When five West African presidents went to Mali last Thursday to defuse a political crisis that has alarmed governments in the region and beyond, one man whose assent they aggressively and fruitlessly to obtain was Mahmoud Dicko, the de-facto leader of the biggest opposition movement poised to uproot the government in Mali.
Mahmoud Dicko, a Saudi-trained preacher known for his Koranic erudition and social conservatism, is seen by admirers and detractors alike as the galvanizing force behind a protest movement now threatening the political survival of President Ibrahim Boubacar Keita.
International powers are anxious for the crisis to end, fearful it could undermine multi-billion-dollar efforts spearheaded by former colonial power France to contain insurgents linked to al Qaeda and Islamic State in the region.
Infuriated by grievances ranging from disputed legislative election results to the army’s repeated losses to Islamist militants, tens of thousands of people have taken to the streets in recent weeks. Public opposition to Keita hardened further, almost irreversibly after at least 14 protesters were killed in clashes with security forces earlier this month.
Stepping to the rostrum at the first rally in the capital Bamako on June 5, Dicko, 66, drew on his signature brand of religiously-infused nationalism.“This great nation of Mali, builder of empires and kingdoms, is not a submissive people,” Dicko said, addressing the crowd of mostly young men in the local Bambara language mixed with French and Arabic. “It is a people standing proud!” he said, thrusting a fist into the air as they chanted his name.
While protesters come from a diverse coalition of religious, political and civil society groups, Dicko is universally viewed as the driving force. Some of the president’s supporters think that could be a good thing.
Dicko’s influence unnerves some in Mali, which is 95% Muslim but has a secular constitution, and France where some commentators have likened him to Iran’s late Ayatollah Ruhollah Khomeini.

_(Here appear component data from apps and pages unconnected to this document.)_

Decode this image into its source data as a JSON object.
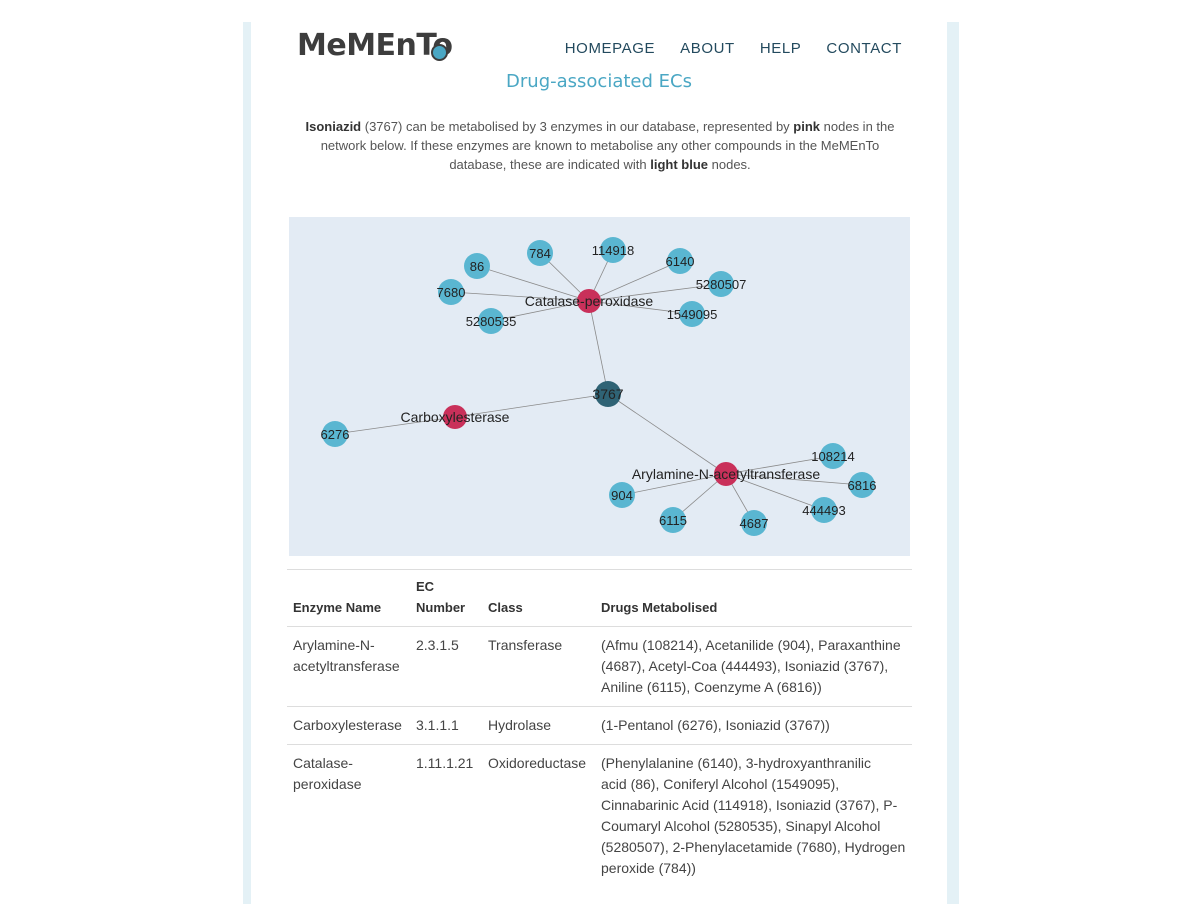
{
  "header": {
    "logo_text": "MeMEnTo",
    "nav": [
      "HOMEPAGE",
      "ABOUT",
      "HELP",
      "CONTACT"
    ]
  },
  "page_title": "Drug-associated ECs",
  "intro": {
    "drug_name": "Isoniazid",
    "drug_id_text": "(3767)",
    "text_1": " can be metabolised by 3 enzymes in our database, represented by ",
    "pink_word": "pink",
    "text_2": " nodes in the network below. If these enzymes are known to metabolise any other compounds in the MeMEnTo database, these are indicated with ",
    "light_blue_word": "light blue",
    "text_3": " nodes."
  },
  "colors": {
    "accent": "#4aa7c4",
    "enzyme_node": "#c9305a",
    "drug_node": "#5ab6d1",
    "query_node": "#2f6375",
    "graph_background": "#e3ebf4",
    "edge": "#8a8a8a"
  },
  "network": {
    "query": "3767",
    "enzymes": [
      {
        "label": "Catalase-peroxidase",
        "compounds": [
          "86",
          "784",
          "114918",
          "6140",
          "5280507",
          "7680",
          "5280535",
          "1549095"
        ]
      },
      {
        "label": "Carboxylesterase",
        "compounds": [
          "6276"
        ]
      },
      {
        "label": "Arylamine-N-acetyltransferase",
        "compounds": [
          "108214",
          "6816",
          "444493",
          "4687",
          "6115",
          "904"
        ]
      }
    ]
  },
  "table": {
    "headers": {
      "name": "Enzyme Name",
      "ec_line1": "EC",
      "ec_line2": "Number",
      "class": "Class",
      "drugs": "Drugs Metabolised"
    },
    "rows": [
      {
        "name_lines": [
          "Arylamine-N-",
          "acetyltransferase"
        ],
        "ec": "2.3.1.5",
        "class": "Transferase",
        "drugs_lines": [
          "(Afmu (108214), Acetanilide (904), Paraxanthine",
          "(4687), Acetyl-Coa (444493), Isoniazid (3767),",
          "Aniline (6115), Coenzyme A (6816))"
        ]
      },
      {
        "name_lines": [
          "Carboxylesterase"
        ],
        "ec": "3.1.1.1",
        "class": "Hydrolase",
        "drugs_lines": [
          "(1-Pentanol (6276), Isoniazid (3767))"
        ]
      },
      {
        "name_lines": [
          "Catalase-",
          "peroxidase"
        ],
        "ec": "1.11.1.21",
        "class": "Oxidoreductase",
        "drugs_lines": [
          "(Phenylalanine (6140), 3-hydroxyanthranilic",
          "acid (86), Coniferyl Alcohol (1549095),",
          "Cinnabarinic Acid (114918), Isoniazid (3767), P-",
          "Coumaryl Alcohol (5280535), Sinapyl Alcohol",
          "(5280507), 2-Phenylacetamide (7680), Hydrogen",
          "peroxide (784))"
        ]
      }
    ]
  }
}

\He studied in Mauritania and Saudi Arabia in the 1970s, where he embraced conservative Salafist ideas. Mohamed Kimbiri, a member of the High Islamic Council, said Dicko was not challenging state secularism but wanted a less rigid version.
“Today, he alone can command the Malian ship,” Kimbiri told Reuters. “The corrupt politicians have disqualified themselves, and the Malian public is now really in favour of the religious leaders.”